Еще одно открытие я сделала, копаясь в ящике стола. Где, впрочем, так и не нашла того, что искала. Ни молотка, чтобы разнести вдребезги замок на входной двери, ни других полезных предметов там не оказалось. Зато обнаружились: проволочная головоломка, канцелярские кнопки, тюбик с ментоловым кремом, жестянка из-под шоколадных конфет, сигаретная пачка, морская ракушка, зубочистки, резиновые напальчники, термометр, тканевый футляр для очков… ну и так далее. Вздорная мелочевка, но все лучше, чем ничего. Хоть какое-то разнообразие в жизни узника.

Теперь я могу включать фантазию и представлять, какими же замысловатыми маршрутами все эти вещи добирались до стола. Можно даже не сомневаться: когда-то давным-давно, когда часы еще не были автоматическими, в этой комнате жил часовой смотритель. Заводил пружины, смазывал шестеренки, в указанное время звонил в колокол. А в свободное время, скорее всего, помогал по хозяйству в соседней церкви. Одинокий, серьезный и молчаливый. Эти сигареты, как и футляр для очков, наверняка принадлежали ему. В пачке — старомодной, каких давно уже не увидишь, — еще осталось несколько штук, но табаком от них больше не пахнет. А у футляра совсем обтрепалась ткань. Скорее всего, старик провел в этой комнате остаток жизни, да здесь же и помер в итоге…

Или, к примеру, я могу зависать над головоломкой. И долго разглядывать ее серебристые кольца, не думая ни о чем. С одной стороны, вертеть в пальцах какие-нибудь инструменты всегда полезно для нервов. И если вспомнить, как дрожали они, когда у меня отобрали мою машинку, то даже на головоломку жаловаться грех. С другой стороны, меня терзает опасение, что эти же пальцы слишком быстро запомнят все изгибы ее колец и я научусь собирать ее с такой скоростью, что потеряю к ней интерес…

Ментоловый крем тоже очень полезен. Его я втираю в себя — на висках, под носом и вокруг шеи. Я знаю, что его резкий запах приподнимает мне настроение. Запах этот не столько заводит меня, сколько оголяет какую-то часть моих нервов. Точно морозный ветер вдруг пронизывает тело насквозь. И это состояние может длиться целый час, а то и дольше, пока не выпарится ментол. Тюбик уже наполовину пуст. Придется пользоваться кремом пореже и в меньших дозах…

Еще одной вещью, изменившей мое первое впечатление от комнаты, оказалась кровать. Сюда он приволок ее сам. Кровать совсем простая, вроде раскладного дивана. Но я представляю, чего ему стоило затащить такую махину по винтовой лестнице, виток за витком, на самый верх башни. Когда он ввалился сюда с кроватью в объятиях, его самого было почти не видно из-за матраса, а на ее трубовидных ножках ободралась вся краска. Ладони его покраснели, плечи ходили ходуном, лицо блестело от пота.

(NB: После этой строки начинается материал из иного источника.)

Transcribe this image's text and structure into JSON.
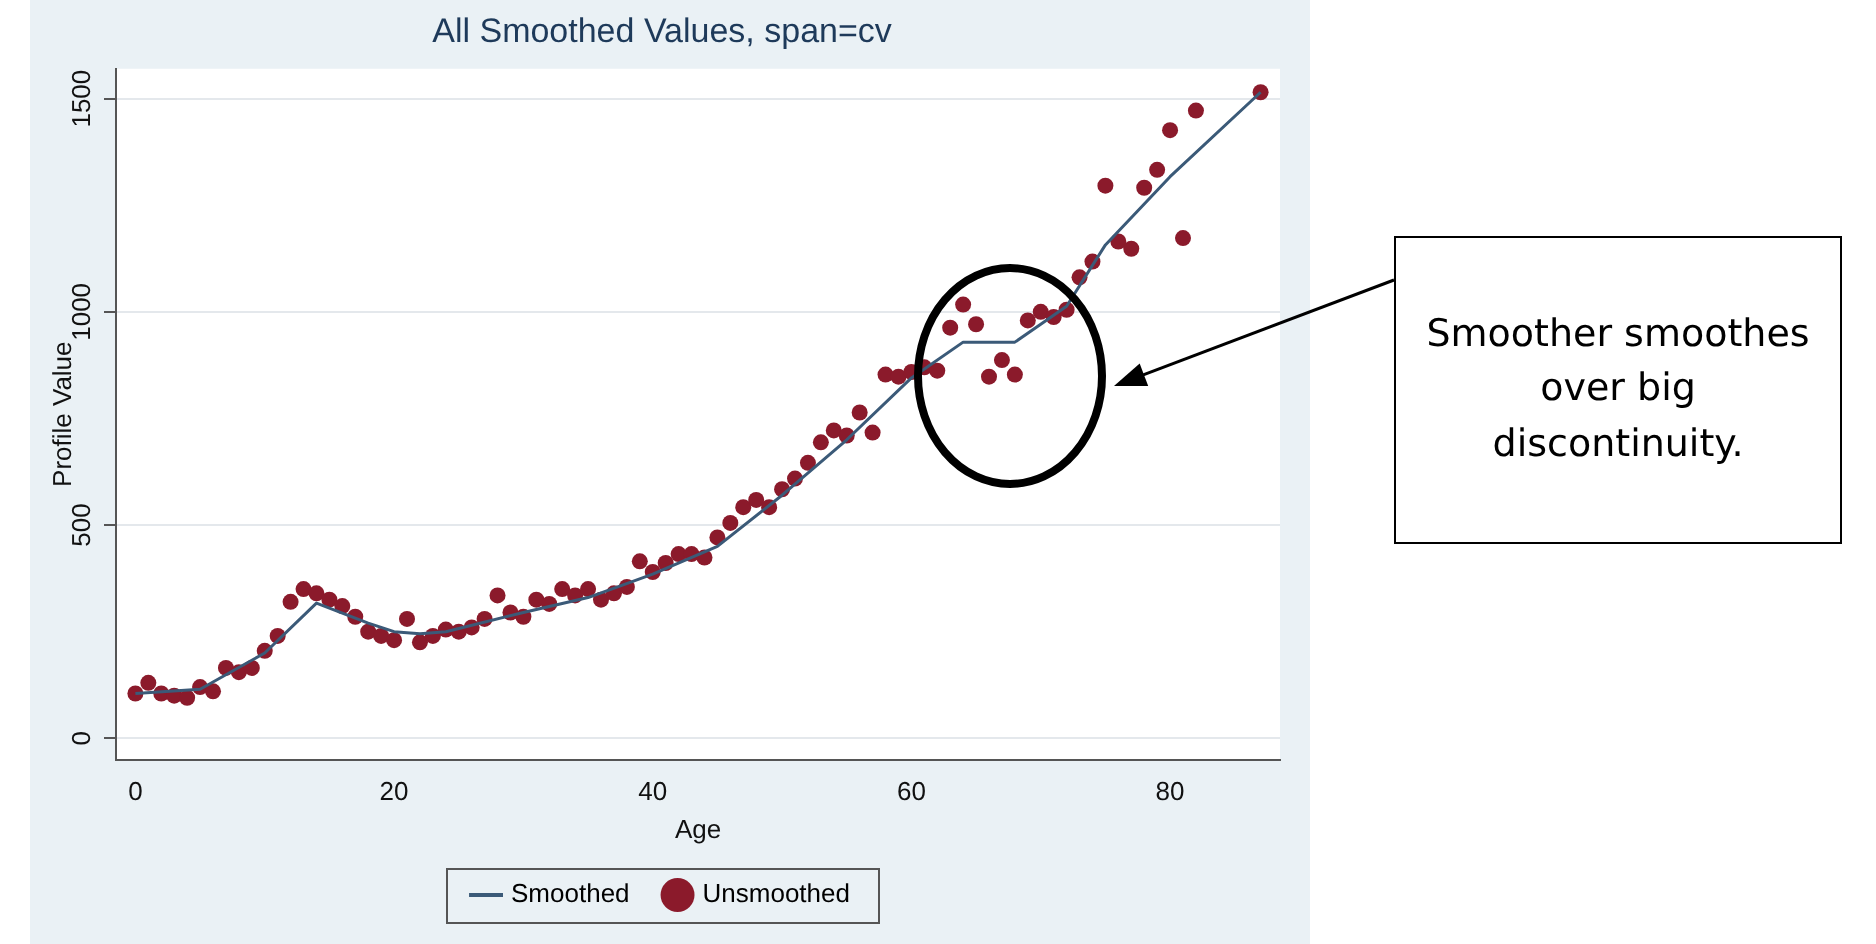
{
  "chart_data": {
    "type": "line",
    "title": "All Smoothed Values, span=cv",
    "xlabel": "Age",
    "ylabel": "Profile Value",
    "xlim": [
      -1.5,
      88.5
    ],
    "xticks": [
      0,
      20,
      40,
      60,
      80
    ],
    "ylim": [
      -50,
      1570
    ],
    "yticks": [
      0,
      500,
      1000,
      1500
    ],
    "grid": "y",
    "legend": "bottom",
    "series": [
      {
        "name": "Smoothed",
        "color": "#3b5a78",
        "marker": "none",
        "line_style": "solid",
        "x": [
          0,
          5,
          10,
          14,
          18,
          20,
          22,
          24,
          30,
          35,
          40,
          45,
          50,
          55,
          60,
          64,
          68,
          70,
          72,
          75,
          80,
          87
        ],
        "values": [
          105,
          115,
          200,
          317,
          270,
          250,
          245,
          250,
          295,
          330,
          385,
          450,
          570,
          700,
          845,
          929,
          929,
          971,
          1013,
          1157,
          1317,
          1515
        ]
      },
      {
        "name": "Unsmoothed",
        "type": "scatter",
        "color": "#8b1a2b",
        "marker": "circle",
        "x": [
          0,
          1,
          2,
          3,
          4,
          5,
          6,
          7,
          8,
          9,
          10,
          11,
          12,
          13,
          14,
          15,
          16,
          17,
          18,
          19,
          20,
          21,
          22,
          23,
          24,
          25,
          26,
          27,
          28,
          29,
          30,
          31,
          32,
          33,
          34,
          35,
          36,
          37,
          38,
          39,
          40,
          41,
          42,
          43,
          44,
          45,
          46,
          47,
          48,
          49,
          50,
          51,
          52,
          53,
          54,
          55,
          56,
          57,
          58,
          59,
          60,
          61,
          62,
          63,
          64,
          65,
          66,
          67,
          68,
          69,
          70,
          71,
          72,
          73,
          74,
          75,
          76,
          77,
          78,
          79,
          80,
          81,
          82,
          87
        ],
        "values": [
          105,
          130,
          105,
          100,
          95,
          120,
          110,
          165,
          155,
          165,
          205,
          240,
          320,
          350,
          340,
          325,
          310,
          285,
          250,
          240,
          230,
          280,
          225,
          240,
          255,
          250,
          260,
          280,
          335,
          295,
          285,
          325,
          315,
          350,
          335,
          350,
          325,
          340,
          355,
          415,
          390,
          411,
          432,
          432,
          424,
          471,
          505,
          542,
          559,
          542,
          584,
          609,
          646,
          694,
          722,
          710,
          764,
          717,
          853,
          848,
          859,
          870,
          862,
          963,
          1017,
          971,
          848,
          887,
          853,
          980,
          1000,
          988,
          1005,
          1081,
          1118,
          1296,
          1165,
          1148,
          1291,
          1333,
          1426,
          1173,
          1472,
          1515
        ]
      }
    ],
    "annotations": [
      "Smoother smoothes over big discontinuity."
    ]
  }
}
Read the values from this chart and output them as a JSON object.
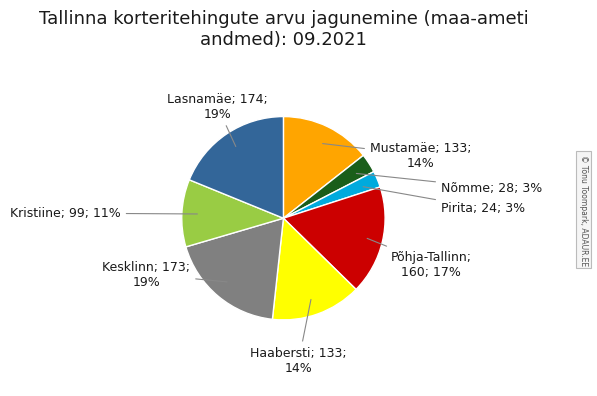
{
  "title": "Tallinna korteritehingute arvu jagunemine (maa-ameti\nandmed): 09.2021",
  "labels": [
    "Mustamäe",
    "Nõmme",
    "Pirita",
    "Põhja-Tallinn",
    "Haabersti",
    "Kesklinn",
    "Kristiine",
    "Lasnamäe"
  ],
  "values": [
    133,
    28,
    24,
    160,
    133,
    173,
    99,
    174
  ],
  "percents": [
    14,
    3,
    3,
    17,
    14,
    19,
    11,
    19
  ],
  "colors": [
    "#FFA500",
    "#1a5e1a",
    "#00AADD",
    "#CC0000",
    "#FFFF00",
    "#808080",
    "#99CC44",
    "#336699"
  ],
  "startangle": 90,
  "title_fontsize": 13,
  "label_fontsize": 9
}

Обычно он старается не показывать своей усталости, и теперь я даже не понимала, как мне реагировать. Ведь он всегда держит себя в руках. Одежда, волосы, движения пальцев, слова на губах — все должно быть подчинено его воле. Полный контроль над системой координат в которую демонстрация пота не вписывалась хоть тресни.

Но о потраченных усилиях он, похоже, совсем не жалеет. Поскольку теперь на этой кровати вытворяет со мной что угодно.

* * *

Здесь, в комнате, звон колокола угнетает меня куда сильнее, чем в городе. И это понятно, вот же он, колокол: протяни руку — дотронешься. К одиннадцати утра и к пяти вечера я сжимаюсь в углу, зарываясь лицом в колени. Закрываю глаза, прекращаю дышать. Блокирую все свои чувства, надеясь хоть как-то облегчить шок от надвигающегося удара. Но в последние секунды, когда гигантский язык уже раскачивается меж стен колокольной чаши, понимаю, что всякое сопротивление бессмысленно.

Звон колокола расползается по потолку, ударяет в стены, сотрясает половицы и, не находя себе выхода, затапливает комнату до последнего уголка. Неумолимой волной накатывает на меня. И не отступает, сколько ни отбивайся.

В день, когда он привел меня сюда, первый колокол загрохотал ровно в пять, и мне почудилось, будто все пишмашинки разом подняли душераздирающий вой. Словно все запечатанные в них голоса застонали одновременно. Хотя, наверное, если таким же хором заставить каждую из них напечатать по букве, звук будет не хуже…

Свою пишмашинку среди остальных я опознать уже не могу. Поначалу она еще сохраняла свою новизну: сверкала улыбкой литер, манила гладкостью крышки. Но вскоре ее клавиши подернулись пылью, полировка поблекла, — и в итоге моя старая добрая машинка просто-напросто утонула, как в бездонном болоте, в бесчисленных грудах себе подобных.

Так, может, все действительно так, как он говорит? И в каждой машинке запечатан чей-нибудь голос? Но если наши голоса могут истощаться и гаснуть так же, как наши тела, то, наверное, почти все машинки, погребенные в недрах этих металлических гор, уже давно испустили дух…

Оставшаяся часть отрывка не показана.